Dalam konteks kehidupan modern, kemudahan akses informasi justru sering membuat masyarakat bingung menentukan rujukan yang benar. Fidyah untuk orang yang sudah meninggal dunia kerap disalahpahami sebagai amalan opsional, padahal dalam kondisi tertentu ia merupakan tanggung jawab yang perlu disegerakan. Semakin lama fidyah ditunda, semakin besar pula beban moral yang dirasakan oleh keluarga yang ditinggalkan.
Selain itu, menunaikan fidyah juga mengajarkan nilai kehati-hatian dalam beribadah. Ia menjadi pengingat bahwa setiap ibadah memiliki konsekuensi dan tanggung jawab, baik ketika masih hidup maupun setelah wafat. Kesadaran ini penting agar umat Islam tidak meremehkan ibadah puasa dan lebih bijak dalam mengambil keringanan (rukhsah) yang diberikan syariat.
Fidyah yang ditunaikan dengan niat ikhlas dan cara yang benar insyaAllah menjadi wasilah kebaikan bagi almarhum. Walaupun pahala ibadah bersifat hak prerogatif Allah SWT, para ulama sepakat bahwa amal-amal tertentu, termasuk sedekah dan fidyah yang dapat menjadi sebab diringankannya beban almarhum, selama dilakukan sesuai tuntunan syariat.
Lebih dari itu, fidyah juga menjadi sarana mempererat solidaritas sosial. Fakir miskin yang menerima fidyah tidak hanya mendapatkan makanan, tetapi juga merasakan kepedulian dan kehadiran umat Islam di sekitarnya. Dari satu kewajiban ibadah, tumbuh rasa empati dan kebersamaan yang menguatkan sendi-sendi umat.
Karena itu, penting bagi setiap keluarga muslim untuk bersikap proaktif. Jika ada keraguan terkait jumlah hari puasa, bentuk fidyah, atau cara penyalurannya, sebaiknya segera dikonsultasikan. Ketepatan niat harus diiringi dengan ketepatan cara, agar ibadah fidyah benar-benar bernilai dan membawa ketenangan hati.

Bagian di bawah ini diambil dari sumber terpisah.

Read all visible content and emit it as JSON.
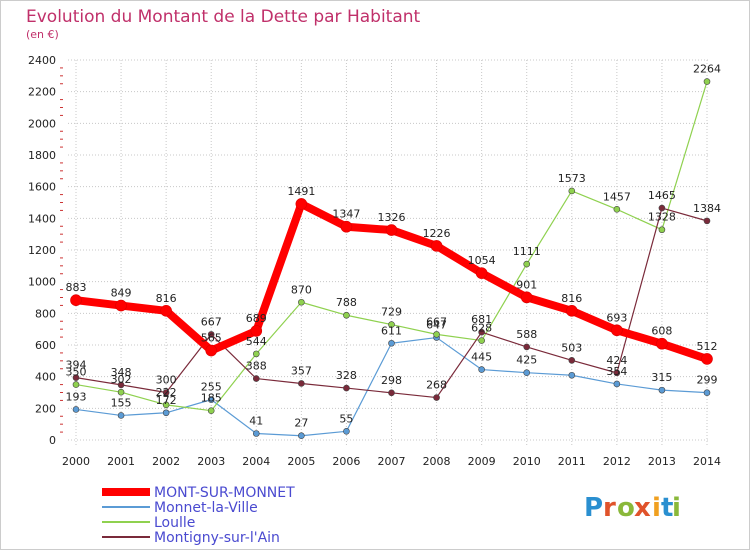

Menunaikan fidyah bukan hanya tentang masa lalu almarhum, tetapi juga tentang masa depan spiritual keluarga yang ditinggalkan. Ketika kewajiban diselesaikan, doa pun terasa lebih ringan, hati lebih lapang, dan harapan akan rahmat Allah SWT semakin besar.
Bayar Fidyahmu segera di Baitul Maal Masjid Muslim Billionaire (@baitumaalmuslimbillionaire), atau bisa langsung kunjungi halaman Bayar Fidyah disini! Mumpung masih ada kesempatan sebelum ajal mendahului tibanya Ramadhan…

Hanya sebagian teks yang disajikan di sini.